Have done quite a lot of work on my NVA Phono1 over this last week.
Basically it has been turned into a two box Phono, with a large power supply fed by a 300VA toroidal transformer in one box, leaving just the phono board and the regulator board in the black box.
The mains switch, mains transformer, mains cable, rectifier and caps were removed from the black box and a big transformer, and rectifier, feeding 13600uF of smoothing per rail was installed in a Maplins plastic clamshell enclosure. The 45V, 0 -45V DC power left the clamshell box via an XLR socket, and connected to the NVA box via an XLR at the other end. Results were really rather good, so that I’ve been playing vinyl all week, with digital notable by its absence.
Final mod this evening was to fit a mono switch, to sum the channels at the Phono1 input sockets, when playing old 1950s/1960s mono records, of which I have quite a few. The difference with mono records played with summed channels vs mono played with stereo channels was well worth the five minutes spent fitting and wiring in the switch.

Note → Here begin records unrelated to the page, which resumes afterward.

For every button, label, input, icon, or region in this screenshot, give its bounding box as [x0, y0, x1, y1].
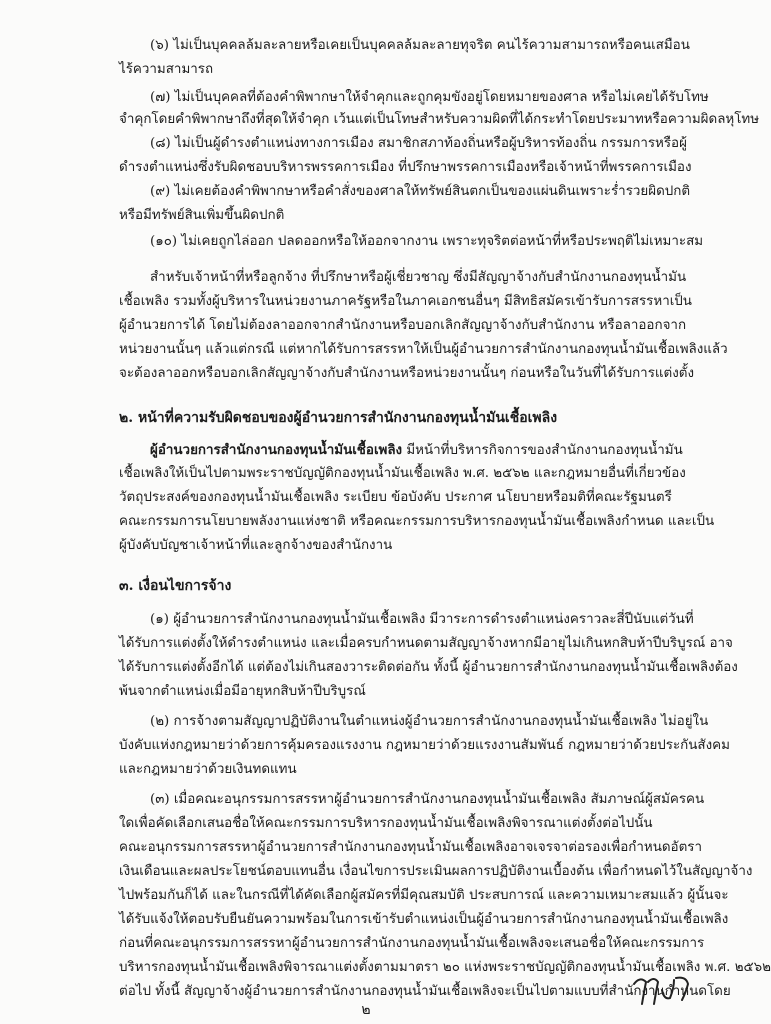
- signature-initials-icon: [630, 970, 694, 1010]
- paragraph-line: ผู้บังคับบัญชาเจ้าหน้าที่และลูกจ้างของสำนักงาน: [119, 538, 393, 553]
- page-number: ๒: [361, 1002, 371, 1018]
- paragraph-line: บริหารกองทุนน้ำมันเชื้อเพลิงพิจารณาแต่งตั้งตามมาตรา ๒๐ แห่งพระราชบัญญัติกองทุนน้ำมันเชื้อเพลิง พ.ศ. ๒๕๖๒: [119, 960, 771, 975]
- paragraph-line: ใดเพื่อคัดเลือกเสนอชื่อให้คณะกรรมการบริหารกองทุนน้ำมันเชื้อเพลิงพิจารณาแต่งตั้งต่อไปนั้น: [119, 816, 653, 831]
- qualification-item-7: (๗) ไม่เป็นบุคคลที่ต้องคำพิพากษาให้จำคุกและถูกคุมขังอยู่โดยหมายของศาล หรือไม่เคยได้รับโทษ: [150, 90, 709, 105]
- paragraph-line: ได้รับการแต่งตั้งอีกได้ แต่ต้องไม่เกินสองวาระติดต่อกัน ทั้งนี้ ผู้อำนวยการสำนักงานกองทุนน้ำมันเชื้อเพลิงต้อง: [119, 660, 738, 675]
- paragraph-line: เชื้อเพลิงให้เป็นไปตามพระราชบัญญัติกองทุนน้ำมันเชื้อเพลิง พ.ศ. ๒๕๖๒ และกฎหมายอื่นที่เกี่ยวข้อง: [119, 466, 686, 481]
- paragraph-line: ก่อนที่คณะอนุกรรมการสรรหาผู้อำนวยการสำนักงานกองทุนน้ำมันเชื้อเพลิงจะเสนอชื่อให้คณะกรรมการ: [119, 936, 705, 951]
- duties-paragraph: [150, 440, 697, 461]
- duties-paragraph-rest: มีหน้าที่บริหารกิจการของสำนักงานกองทุนน้ำมัน: [406, 443, 683, 458]
- employment-condition-2: (๒) การจ้างตามสัญญาปฏิบัติงานในตำแหน่งผู้อำนวยการสำนักงานกองทุนน้ำมันเชื้อเพลิง ไม่อยู่ใน: [150, 714, 709, 729]
- employee-eligibility-paragraph: สำหรับเจ้าหน้าที่หรือลูกจ้าง ที่ปรึกษาหรือผู้เชี่ยวชาญ ซึ่งมีสัญญาจ้างกับสำนักงานกองทุนน้ำมัน: [150, 270, 687, 285]
- qualification-item-9-cont: หรือมีทรัพย์สินเพิ่มขึ้นผิดปกติ: [119, 208, 285, 223]
- qualification-item-7-cont: จำคุกโดยคำพิพากษาถึงที่สุดให้จำคุก เว้นแต่เป็นโทษสำหรับความผิดที่ได้กระทำโดยประมาทหรือความผิดลหุโทษ: [119, 112, 760, 127]
- paragraph-line: บังคับแห่งกฎหมายว่าด้วยการคุ้มครองแรงงาน กฎหมายว่าด้วยแรงงานสัมพันธ์ กฎหมายว่าด้วยประกันสังคม: [119, 738, 730, 753]
- paragraph-line: คณะกรรมการนโยบายพลังงานแห่งชาติ หรือคณะกรรมการบริหารกองทุนน้ำมันเชื้อเพลิงกำหนด และเป็น: [119, 514, 715, 529]
- paragraph-line: ได้รับแจ้งให้ตอบรับยืนยันความพร้อมในการเข้ารับตำแหน่งเป็นผู้อำนวยการสำนักงานกองทุนน้ำมันเชื้อเพลิง: [119, 912, 729, 927]
- qualification-item-6: (๖) ไม่เป็นบุคคลล้มละลายหรือเคยเป็นบุคคลล้มละลายทุจริต คนไร้ความสามารถหรือคนเสมือน: [150, 38, 690, 53]
- paragraph-line: ไปพร้อมกันก็ได้ และในกรณีที่ได้คัดเลือกผู้สมัครที่มีคุณสมบัติ ประสบการณ์ และความเหมาะสมแล้ว ผู้นั้นจะ: [119, 888, 729, 903]
- paragraph-line: ต่อไป ทั้งนี้ สัญญาจ้างผู้อำนวยการสำนักงานกองทุนน้ำมันเชื้อเพลิงจะเป็นไปตามแบบที่สำนักงานกำหนดโดย: [119, 984, 731, 999]
- qualification-item-8: (๘) ไม่เป็นผู้ดำรงตำแหน่งทางการเมือง สมาชิกสภาท้องถิ่นหรือผู้บริหารท้องถิ่น กรรมการหรือผู้: [150, 136, 687, 151]
- section-2-heading: ๒. หน้าที่ความรับผิดชอบของผู้อำนวยการสำนักงานกองทุนน้ำมันเชื้อเพลิง: [119, 410, 558, 426]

It made this sort of difference:
Mono-ing the first two Beatles albums on the 2009 digital remaster LPs resulted in a far more natural presentation than the hard left/right music in one channel, voices in the other ‘stereo’ of the originals. OK, so even when mono’ed these might not be the proper mono mixes, but it is still, for me infinitely preferable to the silly left/right presentation on the Please Please Me and With The Beatles LPs.
So a good week with analogue.
Before anything can be improved, it needs to be measured first.